Footage of reality TV is very difficult to get, quasi-impossible. The Apprentice would have been perfect in the film! Baldwin compared watching TV to taking narcotics, and he wrote that forty years ago when TV was not totally polluted. It speaks about the Trump generation. It’s what our media has become, it’s what the whole world has become. It’s the world of confusion, of superficiality, and people cannot make the difference between what is real, what is dream, what is illusion. And that’s a terrible, terrible, frightening thing. As long as we don’t confront those two levels of reality, again to quote Baldwin, “There won’t be any American dream.”

I have one final question for you. I have to ask about Samuel L. Jackson’s tremendous work. He brings an incredible dimension to the film. Can you elaborate on him coming in and the conversations you had about how he would deliver the voiceover?

I always refused the word “voiceover” or “narrator”.  If you do narrator or voiceover, you’re not making a film.  You’re making either press or formatted documentary, but you’re not making a creative documentary. When I came to the Baldwin film, I knew it was going to be key. Even the first person I recorded, I experimented with him until I had the right approach, and that’s what we used for the editing. For Samuel Jackson, I knew at the end, I would need somebody well-known to be at the level of Baldwin, that could help the film, and also a great actor. And I also knew I needed someone that has some sort of strict political credibility, which Samuel Jackson has in my eyes. People sometimes judge him by the films he does, but each time I have read an interview of him or his real-life attitude, I’ve always felt that he knows who he is, and I’ve always liked that. So, I had a very short list of people who could do that. I didn’t want to have somebody who might have been a great actor and well-known, but politically would be contrary to what the film means.

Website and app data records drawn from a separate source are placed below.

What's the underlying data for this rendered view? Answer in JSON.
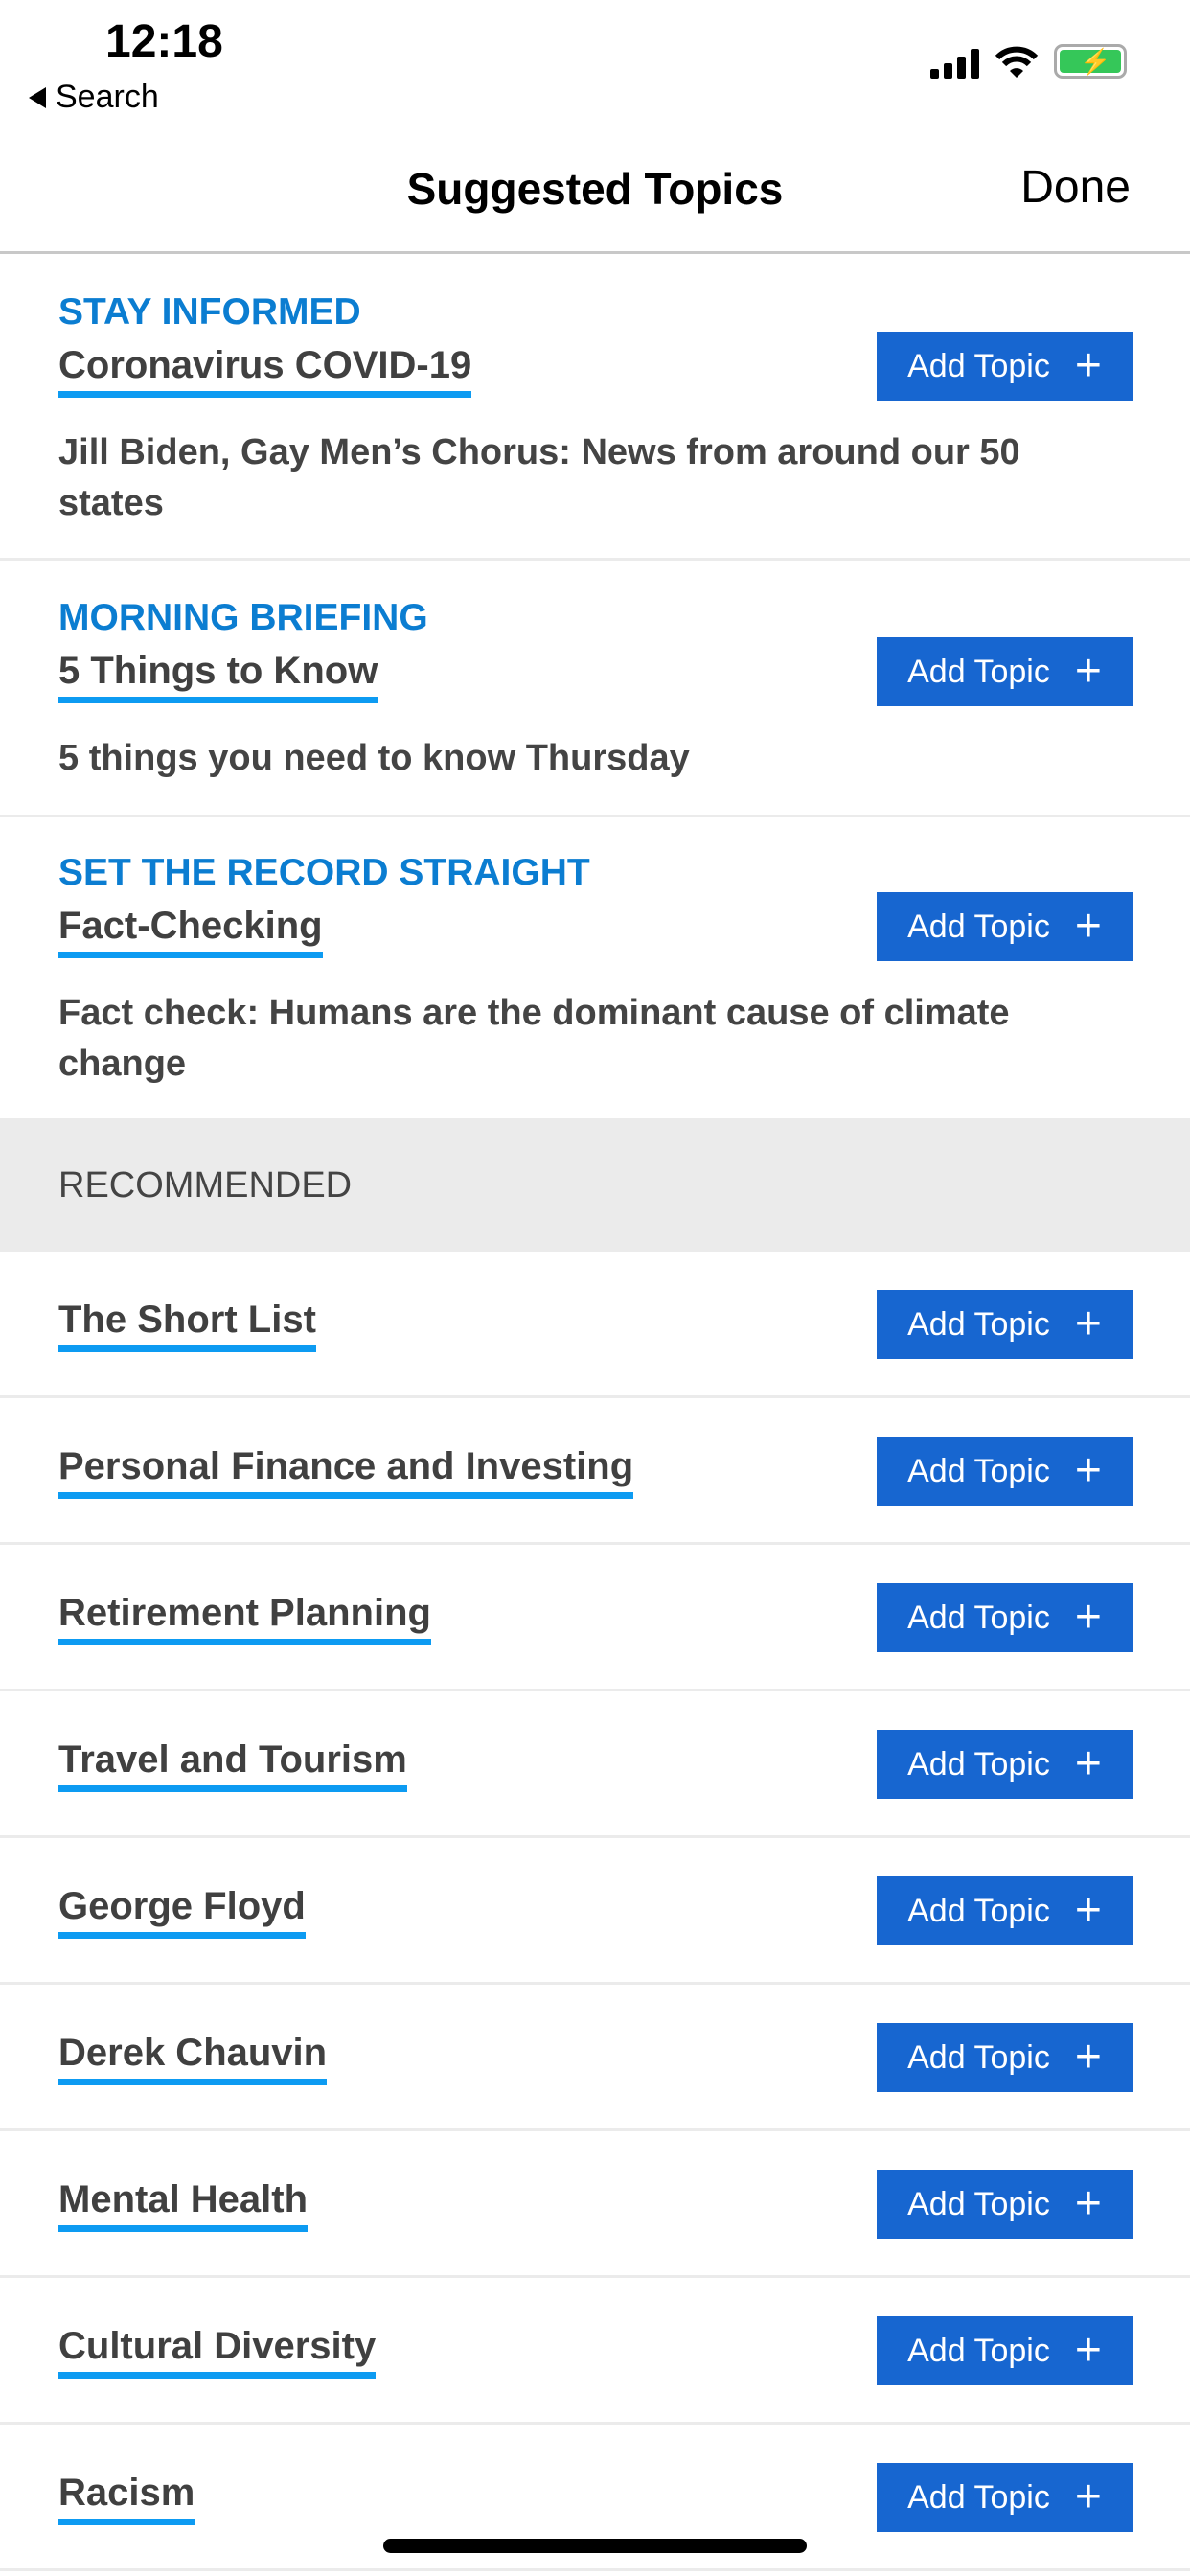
{
  "status": {
    "time": "12:18",
    "back_label": "Search"
  },
  "nav": {
    "title": "Suggested Topics",
    "done": "Done"
  },
  "button_label": "Add Topic",
  "suggested": [
    {
      "kicker": "STAY INFORMED",
      "topic": "Coronavirus COVID-19",
      "desc": "Jill Biden, Gay Men’s Chorus: News from around our 50 states"
    },
    {
      "kicker": "MORNING BRIEFING",
      "topic": "5 Things to Know",
      "desc": "5 things you need to know Thursday"
    },
    {
      "kicker": "SET THE RECORD STRAIGHT",
      "topic": "Fact-Checking",
      "desc": "Fact check: Humans are the dominant cause of climate change"
    }
  ],
  "recommended_header": "RECOMMENDED",
  "recommended": [
    "The Short List",
    "Personal Finance and Investing",
    "Retirement Planning",
    "Travel and Tourism",
    "George Floyd",
    "Derek Chauvin",
    "Mental Health",
    "Cultural Diversity",
    "Racism"
  ],
  "colors": {
    "accent": "#1766d0",
    "kicker": "#0b7dd1",
    "underline": "#0d9bf2"
  }
}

The personal aspect was important for me. His people showed him a cut, and he said: yes.

The way I worked with him not to be a narrator, not to do a voiceover, but to work as you would for it theatrically: Take [Baldwin’s] words and make them yours. Don’t speak them if they don’t come from inside, from you. That means you have to create a character, you have to be Baldwin.  You cannot just see those texts from the outside. It cannot be your ad voice. It has to come really from the inside. You have to feel it. And once the actor understands that, that means that anything that he does is good, it’s great. The way he talks, the way he transmits the emotion of the moment, the beats of the silence – is it two beats, three beats? All this is part of the rhythm. You can’t invent that. That’s the same when I work with actors in a narrative. Every moment we do in rehearsal, we play with the text, we try stuff, we improvise, et cetera. Then, when the moment comes onset, you’re shooting, the actor is on his own. He’s the one giving it, and you just take. You can’t micromanage him. Your job is to bring him there and watch him there. You just take whatever he’s giving, and it was wonderful working with Samuel, because he got it very rapidly, he is very professional, and when we are recording, each time, he felt and I felt it if a particular sentence was not there. He knew it automatically, before even I could even say it, because we just felt it was not the right. It’s like music. When it’s just not the right note, you know it. You just feel it.